The district, like others nationwide, has had a growing minority population, but critics contend that Kent is not adapting.
“If they had followed through with the original recommendations and implementation strategies, they would have never found themselves in the situation they’re in today,” said Ray Lee, a Kent parent and member of the district’s first diversity task force, which met in 1995.
Researchers say countrywide efforts to address cultural differences in schools have taken a back seat to funding struggles and federal mandates to improve student test scores.
Benjamin Baez, associate professor of educational-policy studies at Georgia State University, said educators often are expected to improve test scores and “uneducate people about racism and make them better workers,” despite the loss of funds for programs that would help achieve the goals.
“Now, when we talk about diversity training, we’re talking as much about closing the achievement gap as we are about discipline procedures,” Miss Grohe said.
In claims filed last month by the NAACP, 12 black students, from ages 11 to 17, say they were the victims of excessive force by school security officers.
One student, 13-year-old Sierra Douglass-Swanson, says she was grabbed by the hair and thrown to the ground, then a security officer’s knees pressed into her back as her arms were wrenched behind her and handcuffs put on.
Sierra acknowledges flailing her arms and kicking her legs in an attempt to get free from the guard. She was charged with assault, placed in juvenile detention overnight and expelled.
At the district’s Cedar Heights Junior High School in Covington, 38-year-old security officer Elmer Burst said he has used his handcuffs once since coming to work for the district in August.
Mr. Burst, who is black, said he’ll do what he can to prevent any student from being harmed.
“If that means using restraints, I’ll do it,” he said.
The threat of a lawsuit by two black parents who said their children were harassed by white students triggered the creation of the Kent district’s diversity council in 1995, former co-chairwoman Barbara Phillips said.
That committee made dozens of recommendations, including nonviolent crisis-intervention training for staff and improving discipline records to monitor for racial discrimination.
Miss Phillips said she’s disappointed with the response.

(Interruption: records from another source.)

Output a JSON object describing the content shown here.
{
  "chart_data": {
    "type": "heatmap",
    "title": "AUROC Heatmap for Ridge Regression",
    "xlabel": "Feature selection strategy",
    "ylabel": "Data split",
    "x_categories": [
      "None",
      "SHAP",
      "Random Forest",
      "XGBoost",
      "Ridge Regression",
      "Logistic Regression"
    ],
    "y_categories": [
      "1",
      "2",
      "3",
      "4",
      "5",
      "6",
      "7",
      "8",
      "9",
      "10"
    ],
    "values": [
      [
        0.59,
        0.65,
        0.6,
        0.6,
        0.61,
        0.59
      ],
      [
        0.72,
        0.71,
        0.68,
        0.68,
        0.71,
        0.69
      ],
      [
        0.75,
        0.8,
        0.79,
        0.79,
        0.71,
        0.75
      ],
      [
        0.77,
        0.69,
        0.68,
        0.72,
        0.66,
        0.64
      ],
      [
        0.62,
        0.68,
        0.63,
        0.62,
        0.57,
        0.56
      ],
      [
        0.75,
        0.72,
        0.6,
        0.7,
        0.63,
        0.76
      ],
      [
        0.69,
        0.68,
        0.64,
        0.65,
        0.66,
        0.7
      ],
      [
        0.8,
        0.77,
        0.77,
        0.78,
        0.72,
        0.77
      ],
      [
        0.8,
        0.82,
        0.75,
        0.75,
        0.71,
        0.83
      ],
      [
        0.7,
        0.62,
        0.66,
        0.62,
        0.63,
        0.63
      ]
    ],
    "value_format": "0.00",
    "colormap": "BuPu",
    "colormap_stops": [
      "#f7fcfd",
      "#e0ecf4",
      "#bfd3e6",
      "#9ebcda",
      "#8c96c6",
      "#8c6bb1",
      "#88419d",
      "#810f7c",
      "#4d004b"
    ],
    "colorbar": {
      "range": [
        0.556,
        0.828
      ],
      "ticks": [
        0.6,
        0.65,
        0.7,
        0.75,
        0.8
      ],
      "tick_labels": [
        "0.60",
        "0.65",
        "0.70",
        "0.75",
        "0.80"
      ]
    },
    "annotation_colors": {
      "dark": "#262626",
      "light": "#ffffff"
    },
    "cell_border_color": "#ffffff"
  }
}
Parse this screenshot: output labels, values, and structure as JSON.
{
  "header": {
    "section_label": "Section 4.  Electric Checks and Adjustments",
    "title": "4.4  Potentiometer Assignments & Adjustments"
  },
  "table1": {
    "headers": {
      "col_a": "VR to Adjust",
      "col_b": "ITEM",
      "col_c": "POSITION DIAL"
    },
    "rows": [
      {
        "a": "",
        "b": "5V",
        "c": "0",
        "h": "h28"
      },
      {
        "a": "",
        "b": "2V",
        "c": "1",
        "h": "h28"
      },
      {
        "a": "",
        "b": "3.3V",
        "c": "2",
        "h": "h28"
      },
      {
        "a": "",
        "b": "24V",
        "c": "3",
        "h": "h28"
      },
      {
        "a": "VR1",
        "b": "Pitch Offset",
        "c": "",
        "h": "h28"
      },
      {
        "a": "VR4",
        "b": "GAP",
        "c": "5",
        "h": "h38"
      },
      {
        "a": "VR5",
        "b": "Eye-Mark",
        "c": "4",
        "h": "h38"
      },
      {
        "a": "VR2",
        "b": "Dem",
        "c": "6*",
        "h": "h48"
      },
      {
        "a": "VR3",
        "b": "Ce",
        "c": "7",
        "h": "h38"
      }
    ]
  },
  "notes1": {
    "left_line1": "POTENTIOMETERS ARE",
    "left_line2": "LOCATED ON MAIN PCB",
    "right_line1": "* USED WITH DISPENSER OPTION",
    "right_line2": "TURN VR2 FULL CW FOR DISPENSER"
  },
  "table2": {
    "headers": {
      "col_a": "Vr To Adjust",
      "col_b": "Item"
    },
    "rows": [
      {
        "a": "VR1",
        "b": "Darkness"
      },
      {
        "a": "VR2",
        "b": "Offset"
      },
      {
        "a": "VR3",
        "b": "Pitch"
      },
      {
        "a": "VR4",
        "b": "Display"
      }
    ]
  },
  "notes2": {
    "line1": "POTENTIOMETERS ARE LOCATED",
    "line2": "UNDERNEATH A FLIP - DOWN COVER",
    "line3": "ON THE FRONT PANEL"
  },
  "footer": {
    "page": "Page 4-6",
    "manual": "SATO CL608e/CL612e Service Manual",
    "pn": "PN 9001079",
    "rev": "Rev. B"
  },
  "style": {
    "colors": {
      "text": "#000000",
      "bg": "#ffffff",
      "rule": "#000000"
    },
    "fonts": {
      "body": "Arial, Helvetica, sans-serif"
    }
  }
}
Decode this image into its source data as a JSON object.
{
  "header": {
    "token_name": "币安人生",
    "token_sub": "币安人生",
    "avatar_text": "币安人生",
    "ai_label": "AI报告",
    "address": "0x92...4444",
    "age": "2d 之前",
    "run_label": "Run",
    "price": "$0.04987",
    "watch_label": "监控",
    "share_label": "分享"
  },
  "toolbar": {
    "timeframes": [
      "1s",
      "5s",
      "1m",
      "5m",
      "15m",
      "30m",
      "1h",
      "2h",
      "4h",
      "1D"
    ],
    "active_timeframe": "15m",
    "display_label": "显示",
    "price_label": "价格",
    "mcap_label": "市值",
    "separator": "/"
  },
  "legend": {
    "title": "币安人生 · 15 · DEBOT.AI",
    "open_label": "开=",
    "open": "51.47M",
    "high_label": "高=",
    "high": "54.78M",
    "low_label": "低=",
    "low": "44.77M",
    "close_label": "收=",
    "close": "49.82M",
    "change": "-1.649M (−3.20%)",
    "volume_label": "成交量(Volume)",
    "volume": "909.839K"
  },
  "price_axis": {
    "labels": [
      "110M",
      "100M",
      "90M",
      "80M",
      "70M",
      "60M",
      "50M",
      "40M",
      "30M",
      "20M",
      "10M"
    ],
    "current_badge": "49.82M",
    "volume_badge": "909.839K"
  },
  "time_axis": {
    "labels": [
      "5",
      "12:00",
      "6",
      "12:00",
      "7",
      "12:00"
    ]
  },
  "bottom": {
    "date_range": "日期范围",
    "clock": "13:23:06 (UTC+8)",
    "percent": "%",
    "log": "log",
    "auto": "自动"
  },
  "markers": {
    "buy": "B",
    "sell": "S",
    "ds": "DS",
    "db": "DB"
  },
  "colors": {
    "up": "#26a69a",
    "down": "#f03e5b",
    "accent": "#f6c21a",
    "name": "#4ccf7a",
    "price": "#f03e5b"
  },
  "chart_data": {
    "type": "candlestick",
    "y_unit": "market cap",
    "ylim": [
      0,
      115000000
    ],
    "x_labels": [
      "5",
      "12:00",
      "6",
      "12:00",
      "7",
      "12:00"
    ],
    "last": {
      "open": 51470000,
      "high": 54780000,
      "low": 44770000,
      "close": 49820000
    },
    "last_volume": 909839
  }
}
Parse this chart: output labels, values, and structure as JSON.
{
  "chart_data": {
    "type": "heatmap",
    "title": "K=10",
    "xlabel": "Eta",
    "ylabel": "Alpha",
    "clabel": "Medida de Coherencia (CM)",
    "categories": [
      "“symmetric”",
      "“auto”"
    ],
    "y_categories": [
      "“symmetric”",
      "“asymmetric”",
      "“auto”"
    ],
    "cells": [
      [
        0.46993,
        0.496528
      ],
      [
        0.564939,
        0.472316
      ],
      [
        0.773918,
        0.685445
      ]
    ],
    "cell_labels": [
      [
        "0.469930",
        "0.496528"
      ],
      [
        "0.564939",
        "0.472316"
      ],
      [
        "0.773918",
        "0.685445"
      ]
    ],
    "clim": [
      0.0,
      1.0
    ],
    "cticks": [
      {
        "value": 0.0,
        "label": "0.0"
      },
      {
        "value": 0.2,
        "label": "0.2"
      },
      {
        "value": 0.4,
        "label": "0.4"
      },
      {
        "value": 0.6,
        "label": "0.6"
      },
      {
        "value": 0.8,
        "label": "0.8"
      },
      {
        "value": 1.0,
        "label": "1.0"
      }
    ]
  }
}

A curriculum audit released in 1999, the year Miss Grohe took over as superintendent, found that the district was slow to follow certain directives. Tasks such as analyzing discipline reports for possible discrimination patterns were more than a year overdue.
Today, all employees must undergo diversity and cultural sensitivity training, district spokeswoman Becky Hanks said.
During the 1989-90 school year, minorities in the school district made up nearly 15 percent of the student population. Today, they constitute about 35 percent.
And although blacks account for more than 10 percent of the district’s 26,400 students, they represent about 59 percent of students disciplined since September, according to district security reports.
“The numbers show there is a disparity. It’s really clear that it’s based on race, and the race is black,” said Joyce Harris, director of the Equity Center for Northwest Regional Educational Laboratory in Portland, Ore.